Still, he runs four times a week, driving to the IGA supermarket in Cape Elizabeth, where he parks. From there, he’ll run to the starting line of the Beach to Beacon and back.

“All in all it’s working out well,” said Foley. “I don’t push myself. I just go out and do what my knees will give me. Some days they bark at me and some days they don’t.”

Foley grew up in Portland and played multiple sports. After high school, he joined the U.S. Army before eventually attending the University of Maine, from where he graduated in 1963. Then he moved to Boston, where he worked for various oil companies. He became involved with a group of friends who knew Bill Rodgers, the iconic distance runner. “That’s when I began to run every day,” said Foley.

After he moved back to Maine, he would see race founder Joan Benoit Samuelson running along the roads – “Sometimes we’d run together, but only for a very short while,” said Foley – and when she started this race, he knew he had to be part of it.

“When it first started, I went over the day before and signed up at Cape Elizabeth (High School) and there was no problem whatsoever,” he said. “Now?
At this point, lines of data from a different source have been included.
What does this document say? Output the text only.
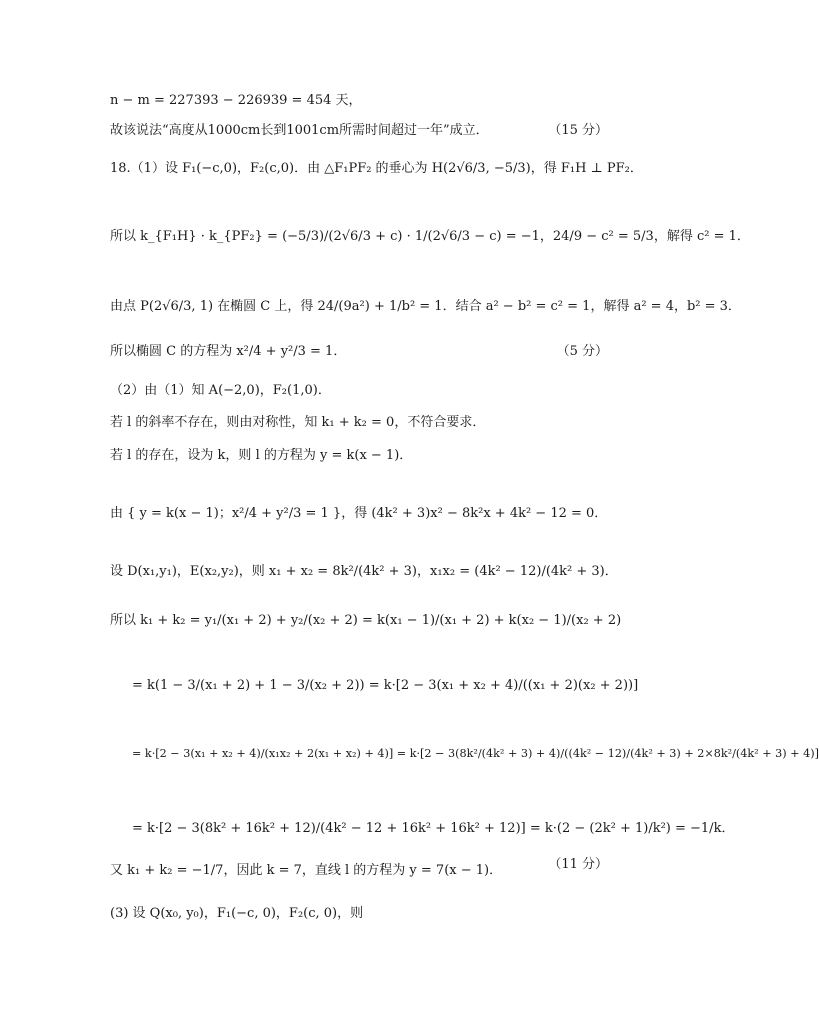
n − m = 227393 − 226939 = 454 天，
故该说法“高度从1000cm长到1001cm所需时间超过一年”成立．	（15 分）
18.（1）设 F₁(−c,0)，F₂(c,0)．由 △F₁PF₂ 的垂心为 H(2√6/3, −5/3)，得 F₁H ⊥ PF₂．
所以 k_{F₁H} · k_{PF₂} = (−5/3)/(2√6/3 + c) · 1/(2√6/3 − c) = −1，24/9 − c² = 5/3，解得 c² = 1．
由点 P(2√6/3, 1) 在椭圆 C 上，得 24/(9a²) + 1/b² = 1．结合 a² − b² = c² = 1，解得 a² = 4，b² = 3．
所以椭圆 C 的方程为 x²/4 + y²/3 = 1．	（5 分）
（2）由（1）知 A(−2,0)，F₂(1,0)．
若 l 的斜率不存在，则由对称性，知 k₁ + k₂ = 0，不符合要求．
若 l 的存在，设为 k，则 l 的方程为 y = k(x − 1)．
由 { y = k(x − 1)；x²/4 + y²/3 = 1 }，得 (4k² + 3)x² − 8k²x + 4k² − 12 = 0．
设 D(x₁,y₁)，E(x₂,y₂)，则 x₁ + x₂ = 8k²/(4k² + 3)，x₁x₂ = (4k² − 12)/(4k² + 3)．
所以 k₁ + k₂ = y₁/(x₁ + 2) + y₂/(x₂ + 2) = k(x₁ − 1)/(x₁ + 2) + k(x₂ − 1)/(x₂ + 2)
= k(1 − 3/(x₁ + 2) + 1 − 3/(x₂ + 2)) = k·[2 − 3(x₁ + x₂ + 4)/((x₁ + 2)(x₂ + 2))]
= k·[2 − 3(x₁ + x₂ + 4)/(x₁x₂ + 2(x₁ + x₂) + 4)] = k·[2 − 3(8k²/(4k² + 3) + 4)/((4k² − 12)/(4k² + 3) + 2×8k²/(4k² + 3) + 4)]
= k·[2 − 3(8k² + 16k² + 12)/(4k² − 12 + 16k² + 16k² + 12)] = k·(2 − (2k² + 1)/k²) = −1/k．
又 k₁ + k₂ = −1/7，因此 k = 7，直线 l 的方程为 y = 7(x − 1)．	（11 分）
(3) 设 Q(x₀, y₀)，F₁(−c, 0)，F₂(c, 0)，则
You can’t do that.  This thing has blossomed. It’s totally amazing what has happened. You’re at the starting line and you look up and see all the people ahead of you, then you look back and see all the people behind you.”

His best time, he said, was a sub-60:00 race in one of the early years. Last year, he ran it in 1:47:45, finishing 6,383rd of 6,417 runners. That time lopped 1:13 off his 2018 time.

He got his granddaughter involved in running at a young age. The two have run the Beach to Beacon together at least 10 times.

“It’s our summer tradition,” said Rankin, 36, who lives in Chelsea, Massachusetts. “It’s like a holiday for our family. He really is in love with this race. I remember when I was little, he was always so excited for it. He’s always admired Joan. So he ran it every year, and as soon as I was old enough to run with him, I joined him.”

She said the first couple of miles of the race, before the sun gets too high in the sky, are perfect. “Then, boom,” she said. “It gets hard. We always joke that the worst part of the race is the last hill before the finish line.”

“Yes,” said Foley. “We bypassed that today.”

They have their race-day rituals, which includes going out for a hot dog at the Cumberland Farms in Cape Elizabeth after the race is over. “My grandfather says the sodium is good for him after we race,” said Rankin, with a chuckle.

Even Friday, the two planned on picking up a couple of hot dogs.

Rankin marvels at her grandfather’s stamina and perseverance.

“It’s amazing,” she said. “I brag about him to everyone. He’s more than twice my age and he still runs four, five times a week. He’s a pretty impressive guy.”